Las críticas de los estrenos de la semana
Los críticos de ABC te desvelan las claves de las películas de la cartelera

«La posesión de Emma Evans»
POR JOSÉ MANUEL CUÉLLAR
Francamente, ya no quedan diablos como antes, con esa clase y la mirada maldita que es imposible describir. Solo el grandísimo De Niro lo consiguió en aquel inigualable Louis Cyphre («El corazón del ángel», Alan Parker, 1987) pelando un huevo con una sola mano y la amenaza velada bajo la sonrisa. Después de aquello, todo ha sido un poco bacalá y muy poca originalidad en cuanto al demonio se refiere, y mucho menos en cuanto a exorcismos varios.Esta nueva posesión de una adolescente, asunto trillado y machacado mil veces, tiene una factura correcta y un andar pesado por el pasar de los escritos similares.

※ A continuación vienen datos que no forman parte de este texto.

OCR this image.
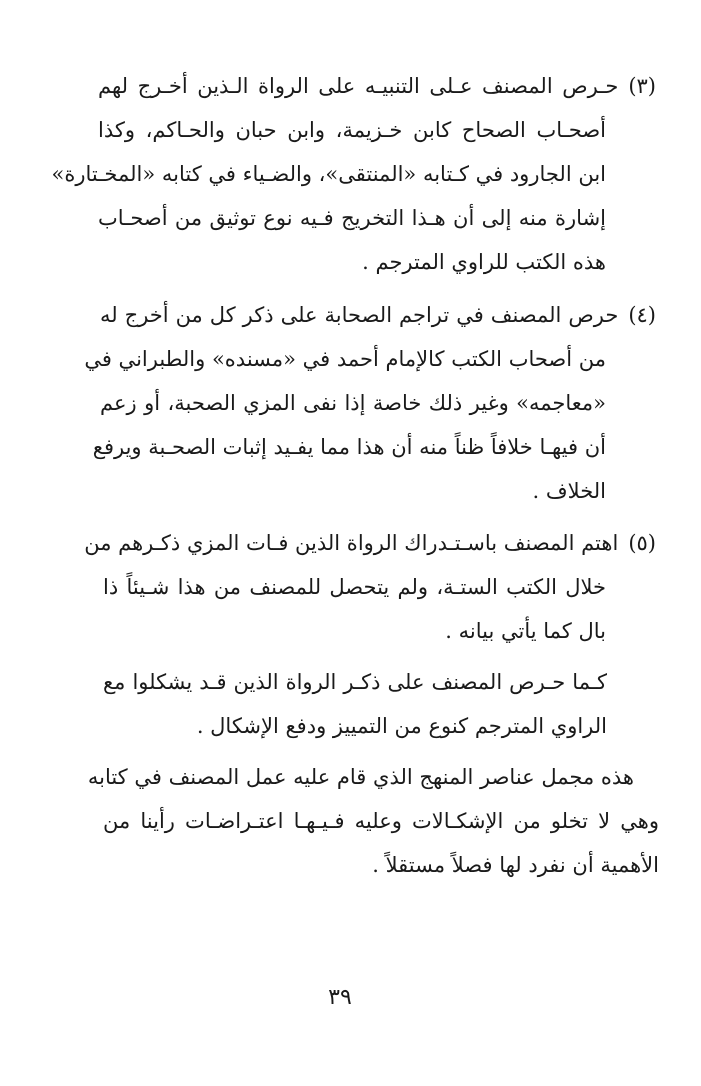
(٣)حـرص المصنف عـلى التنبيـه على الرواة الـذين أخـرج لهم
أصحـاب الصحاح كابن خـزيمة، وابن حبان والحـاكم، وكذا
ابن الجارود في كـتابه «المنتقى»، والضـياء في كتابه «المخـتارة»
إشارة منه إلى أن هـذا التخريج فـيه نوع توثيق من أصحـاب
هذه الكتب للراوي المترجم .
(٤)حرص المصنف في تراجم الصحابة على ذكر كل من أخرج له
من أصحاب الكتب كالإمام أحمد في «مسنده» والطبراني في
«معاجمه» وغير ذلك خاصة إذا نفى المزي الصحبة، أو زعم
أن فيهـا خلافاً ظناً منه أن هذا مما يفـيد إثبات الصحـبة ويرفع
الخلاف .
(٥)اهتم المصنف باسـتـدراك الرواة الذين فـات المزي ذكـرهم من
خلال الكتب الستـة، ولم يتحصل للمصنف من هذا شـيئاً ذا
بال كما يأتي بيانه .
كـما حـرص المصنف على ذكـر الرواة الذين قـد يشكلوا مع
الراوي المترجم كنوع من التمييز ودفع الإشكال .
هذه مجمل عناصر المنهج الذي قام عليه عمل المصنف في كتابه
وهي لا تخلو من الإشكـالات وعليه فـيـهـا اعتـراضـات رأينا من
الأهمية أن نفرد لها فصلاً مستقلاً .
٣٩
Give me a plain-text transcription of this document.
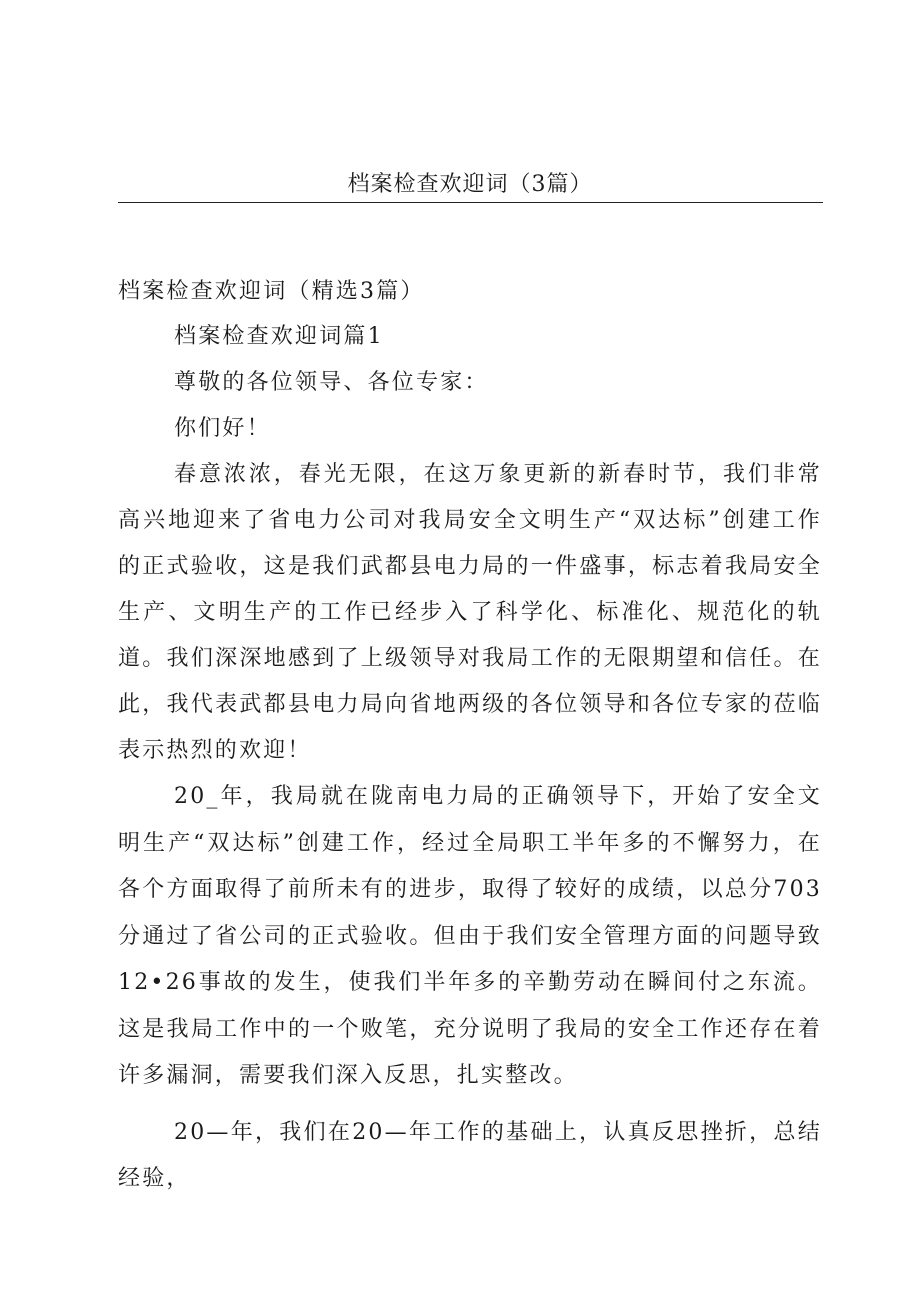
档案检查欢迎词（3篇）
档案检查欢迎词（精选3篇）

档案检查欢迎词篇1

尊敬的各位领导、各位专家：

你们好！

春意浓浓，春光无限，在这万象更新的新春时节，我们非常高兴地迎来了省电力公司对我局安全文明生产“双达标”创建工作的正式验收，这是我们武都县电力局的一件盛事，标志着我局安全生产、文明生产的工作已经步入了科学化、标准化、规范化的轨道。我们深深地感到了上级领导对我局工作的无限期望和信任。在此，我代表武都县电力局向省地两级的各位领导和各位专家的莅临表示热烈的欢迎！

20_年，我局就在陇南电力局的正确领导下，开始了安全文明生产“双达标”创建工作，经过全局职工半年多的不懈努力，在各个方面取得了前所未有的进步，取得了较好的成绩，以总分703分通过了省公司的正式验收。但由于我们安全管理方面的问题导致12•26事故的发生，使我们半年多的辛勤劳动在瞬间付之东流。这是我局工作中的一个败笔，充分说明了我局的安全工作还存在着许多漏洞，需要我们深入反思，扎实整改。

20—年，我们在20—年工作的基础上，认真反思挫折，总结经验，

Si hay algo que la distingue, es el sendero del mismo diablo, más tortuoso, sibilino, manipulador y casi triunfante al final. «Entro cuando quiero, salgo cuando me apetece y destrozo todo lo que toco sin que nadie me lo impida». Un Lucifer muy chungo y unos oponentes muy blanditos.
«La llave de Sarah»
POR ANTONIO WEINRICHTER
El Holocausto judío se ha abordado en tantas películas que cuando vemos las primeras escenas de «La llave de Sarah» —el temible momento en el que la jauría genocida llama a la puerta, que anuncia ya todo lo que vendrá— nos invade una sensación de cierta pereza. El problema es que es una historia cuyo final sabemos, que admite pocos giros de suspense y que además es irrepresentable, por terrible: los campos —lo han dicho desde Adorno a Godard— suponen una fractura irreparable en nuestra idea de civilización y en las formas de representarla. El mérito de esta película es haber encontrado una forma de sortear este impasse: en vez de contar casos singulares de redención («La lista de Schindler») o de venganza («El libro negro», Sobibor), plantea una vía similar a la que aquí ensayaba «Soldados de Salamina». Es una vía dialéctica en la que el terrible peso del pasado abre al menos la puerta a una cierta catarsis en el presente. Julia Jarmond, la periodista que encarna Kristin Scott Thomas, hereda por casualidades de guión una casa en París que es la misma que hemos visto en las escenas iniciales —una casa que habitaron judíos depurados—, a lo que se suma el encargo de escribir un artículo sobre el genocidio que tuvo lugar en la Francia de 1942 a manos de los gendarmes franceses. La investigación le lleva a interesarse por Sarah, la niña que fue internada con sus padres dejando a su hermanito encerrado en un armario de la casa. Así, la película alterna el implacable relato del destino final, sin obviar las terribles escenas de los campos, con la obsesión de Julia: se trata de un empeño más que quijotesco, delirante, de saber que al menos hubo alguien que se libró; en realidad, lo que quiere es salvar —del olvido, de la muerte— a una niña —una sola— que represente un pequeño rayo de luz en la noche negra del Holocausto. Aunque el salto entre los dos tiempos es una opción arriesgada, y tarda uno en hacerse a ella, la verdad es que la película acaba consiguiendo una notable intensidad narrativa y sentimental que permite sumergirse en ella olvidando algún meandro forzado hasta arribar a un final, como decíamos, merecidamente catártico.